律來 | 2024-10-08 09:12:41 | 巴幣 2 | 人氣 17

?短打, ooc有,私設眾多。靈感來自伊藤潤二《至死不渝的愛》,沙漠玫瑰,與家族流傳的傳說。難以發生的部分敬請見諒,同時亦請不願閱讀者自行離開。

? 搭配bgm:JISOO-?(FLOWER)

?  月闇的一次幻境。 





  如果有一個人。他說。

  如果有一個人,讓我瘋狂地迷戀上,讓我身體裡的樹枝瘋狂成長......

  春天嗎?

  什麼?

  你愛上的人,是春天嗎?

  ......

  是陽光。

  是陰天裡不見顏色,卻讓人感到溫暖的陽光。

  

    

  一直是到很久以後,翻來覆去才有了那種感覺,好像把所有事情都翻透。富加宮賢人從床上爬起,黑暗裡黑暗的視線勾住腳上的紅繩,紅繩底下是不知道誰久置的黑暗,黑暗鬆鬆地覆蓋住腳踝,他看著他枯萎的腳感覺淚水都要流乾。

  他也有同樣的腳踝,黑暗裡紅繩拉著皮膚輕輕牽手。他也在暗處牽住他的手。翻過去就能看見飛羽真的眼睛,他好喜歡這雙閉著的眼睛。在它們仍然睜開,球體裡隱約浮現一條黃昏裡通往低矮樹叢的道路的時侯,沿路的枝條刺上葉滲出一點點紅色,像沙漠玫瑰。他小心翼翼地喜歡著。

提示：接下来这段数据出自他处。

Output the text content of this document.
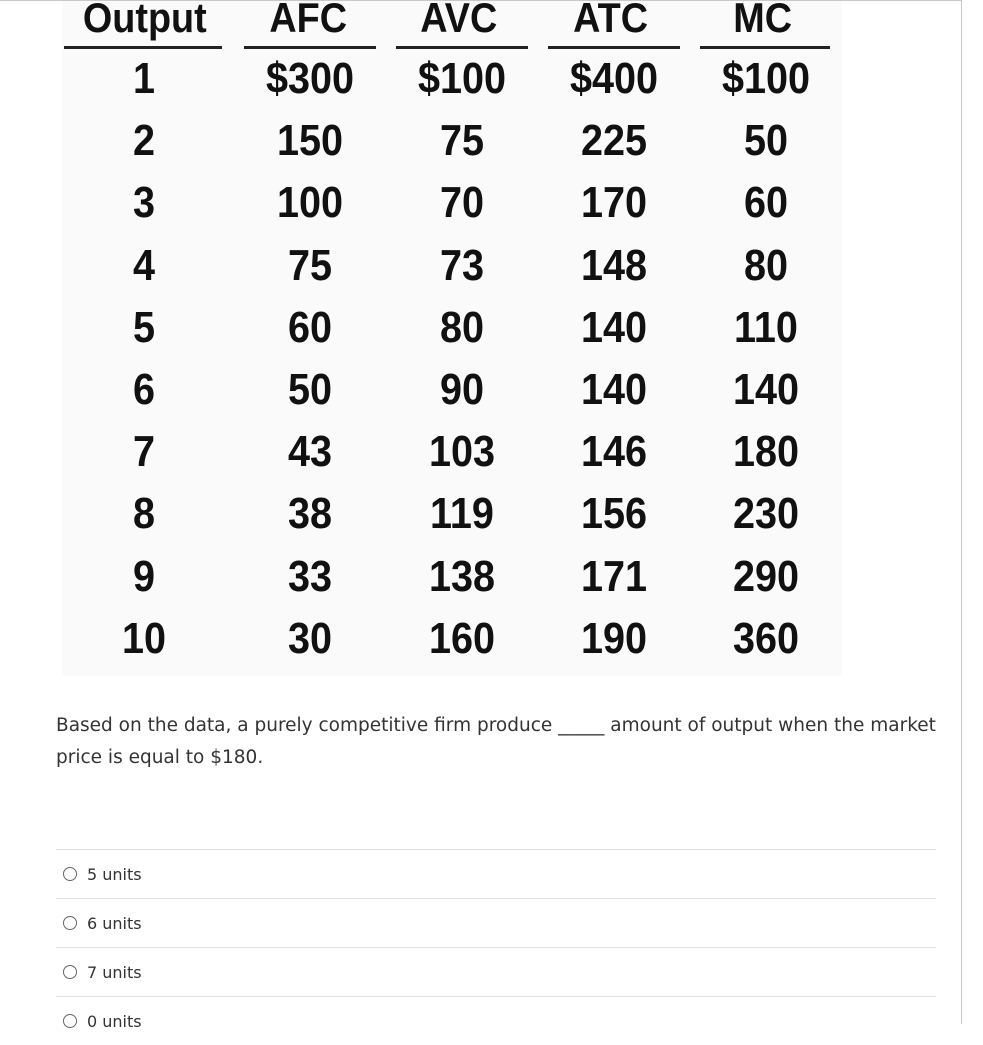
Output AFC AVC ATC MC
1	$300	$100	$400	$100
2	150	75	225	50
3	100	70	170	60
4	75	73	148	80
5	60	80	140	110
6	50	90	140	140
7	43	103	146	180
8	38	119	156	230
9	33	138	171	290
10	30	160	190	360
Based on the data, a purely competitive firm produce _____ amount of output when the market price is equal to $180.
5 units
6 units
7 units
0 units
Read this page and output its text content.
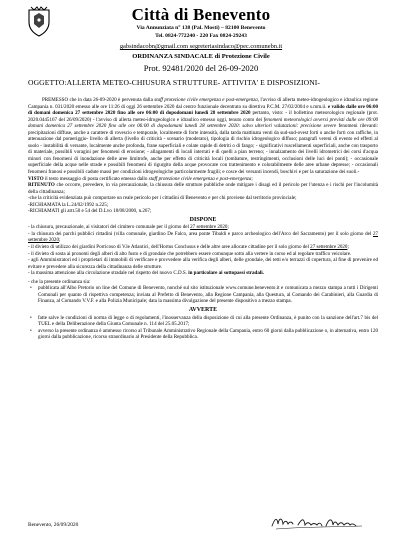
Città di Benevento
Via Annunziata n° 138 (Pal. Mosti) – 82100 Benevento
Tel. 0824-772240 - 220 Fax 0824-29243
gabsindacobn@gmail.com segreteriasindaco@pec.comunebn.it
ORDINANZA SINDACALE di Protezione Civile
Prot. 92481/2020 del 26-09-2020
OGGETTO:ALLERTA METEO-CHIUSURA STRUTTURE- ATTIVITA' E DISPOSIZIONI-

PREMESSO che in data 26-09-2020 è pervenuta dalla staff protezione civile emergenza e post-emergenza, l'avviso di allerta meteo-idrogeologico e idraulica regione Campania n. 031/2020 emesso alle ore 11:26 di oggi 26 settembre 2020 dal centro funzionale decentrato su direttiva P.C.M. 27/02/2004 e s.mm.ii. e valido dalle ore 06:00 di domani domenica 27 settembre 2020 fino alle ore 06:00 di dopodomani lunedì 28 settembre 2020 pertanto, visto: - il bollettino meteorologico regionale (prot. 2020.0445167 del 26/09/2020) - l'avviso di allerta meteo-idrogeologico e idraulico emesso oggi, tenuto conto dei fenomeni meteorologici avversi previsti dalle ore 09:00 domani domenica 27 settembre 2020 fino alle ore 06:00 di dopodomani lunedì 28 settembre 2020: salvo ulteriori valutazioni: precisione severe fenomeni rilevanti: precipitazioni diffuse, anche a carattere di rovescio e temporale, localmente di forte intensità, dalla tarda mattinata venti da sud-sud-ovest forti o anche forti con raffiche, in attenuazione dal pomeriggio- livello di allerta (livello di criticità - scenario (moderato), tipologia di rischio idrogeologico diffuso; paragrafi vereni di evento ed effetti al suolo - instabilità di versante, localmente anche profonda, frane superficiali e colate rapide di detriti o di fango; - significativi ruscellamenti superficiali, anche con trasporto di materiale, possibili voragini per fenomeni di erosione; - allagamenti di locali interrati e di quelli a pian terreno; - innalzamento dei livelli idrometrici dei corsi d'acqua minori con fenomeni di inondazione delle aree limitrofe, anche per effetto di criticità locali (tombature, restringimenti, occlusioni delle luci dei ponti); - occasionale superficiale della acque nelle strade e possibili fenomeni di rigurgito della acque provocate con trattenimento e colorabilmente delle aree urbane depresse; - occasionali fenomeni franosi e possibili cadute massi per condizioni idrogeologiche particolarmente fragili; e cosce dei versanti incendi, boschivi e per la saturazione dei suoli.-

VISTO il testo messaggio di posta certificato emesso dallo staff protezione civile emergenza e post-emergenza;

RITENUTO che occorre, prevedere, in via precauzionale, la chiusura delle strutture pubbliche onde mitigare i disagi ed il pericolo per l'utenza e i rischi per l'incolumità della cittadinanza;

-che la criticità evidenziata può comportare un reale pericolo per i cittadini di Benevento e per chi proviene dal territorio provinciale;

-RICHIAMATA la L.24/02/1992 n.225;

-RICHIAMATI gli artt.50 e 54 del D.Lvo 18/08/2000, n.267;

DISPONE

- la chiusura, precauzionale, ai visitatori del cimitero comunale per il giorno del 27 settembre 2020;

- la chiusura dei parchi pubblici cittadini (villa comunale, giardino De Falco, area ponte Tibaldi e parco archeologico dell'Arco del Sacramento) per il solo giorno del 27 settembre 2020;

- il divieto di utilizzo dei giardini Porricoso di V.le Atlantici, dell'Hortus Conclusus e delle altre aree allocate cittadine per il solo giorno del 27 settembre 2020;

- il divieto di sosta ai pronomi degli alberi di alto fusto e di grondaie che potrebbero essere comunque sotto alla vertere in corso ed al regolare traffico veicolare.

- agli Amministratori ed i proprietari di immobili di verificare e provvedere alla verifica degli alberi, delle grondaie, dei tetti e/o terrazzi di copertura, al fine di prevenire ed evitare e prevedere alla sicurezza della cittadinanza delle strutture.

- la massima attenzione alla circolazione stradale nel rispetto del nuovo C.D.S. in particolare ai sottopassi stradali.

- che la presente ordinanza sia:

• pubblicata all'Albo Pretorio on line del Comune di Benevento, nonché sul sito istituzionale www.comune.benevento.it e comunicata a mezzo stampa a tutti i Dirigenti Comunali per quanto di rispettiva competenza; inviata al Prefetto di Benevento, alla Regione Campania, alla Questura, al Comando dei Carabinieri, alla Guardia di Finanza, al Comando V.V.F. e alla Polizia Municipale; data la massima divulgazione del presente dispositivo a mezzo stampa.
AVVERTE
• fatte salve le condizioni di norma di legge o di regolamenti, l'inosservanza della disposizione di cui alla presente Ordinanza, è punito con la sanzione dell'art.7 bis del TUEL e della Deliberazione della Giunta Comunale n. 114 del 25.05.2017;
• avverso la presente ordinanza è ammesso ricorso al Tribunale Amministrativo Regionale della Campania, entro 60 giorni dalla pubblicazione o, in alternativa, entro 120 giorni dalla pubblicazione, ricorso straordinario al Presidente della Repubblica.
Benevento, 26/09/2020
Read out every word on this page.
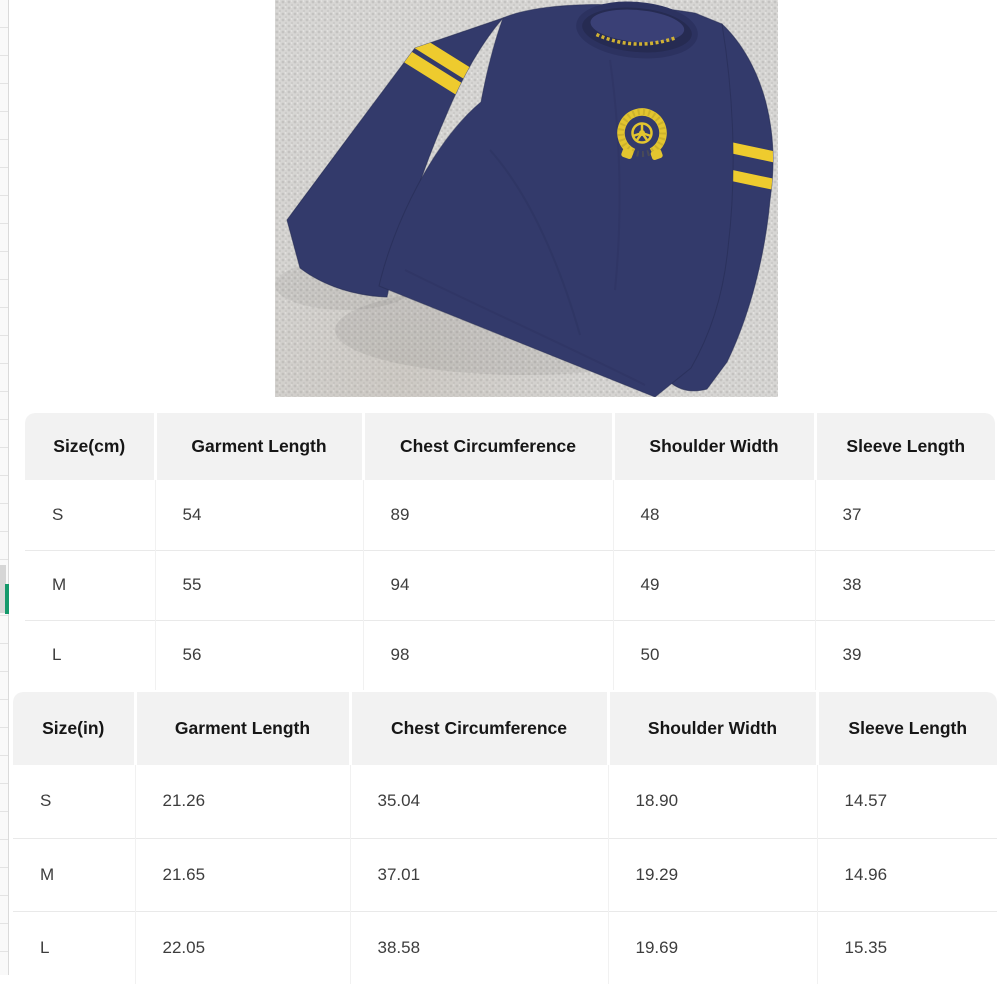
Size(cm)	Garment Length	Chest Circumference	Shoulder Width	Sleeve Length
S	54	89	48	37
M	55	94	49	38
L	56	98	50	39
Size(in)	Garment Length	Chest Circumference	Shoulder Width	Sleeve Length
S	21.26	35.04	18.90	14.57
M	21.65	37.01	19.29	14.96
L	22.05	38.58	19.69	15.35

只是不知道為什麼一見到飛羽真他的眼睛就難受,但他又不想錯過飛羽真眨眼的樣子,只好一直看著,看到眼睛都乾涸。

  後來他慢慢習慣了對方的眼睛與眼球裡參差的紅色,他才知道那並不是什麼樹叢而是從雲底爬出的日光,日光下紅色死命地衝破黑暗尋訪真實的天空。他看著飛羽真腳上晃啊晃的紅色,也是到那時候,他才知道自己的眼為何總是難受。富加宮賢人捉住飛羽真在床沿翻飛的腳。夜深了,他仍奴役著流淚的眼球,把有關沙漠玫瑰的字緩緩寫開。賢人把字奪過來,反覆看了幾次。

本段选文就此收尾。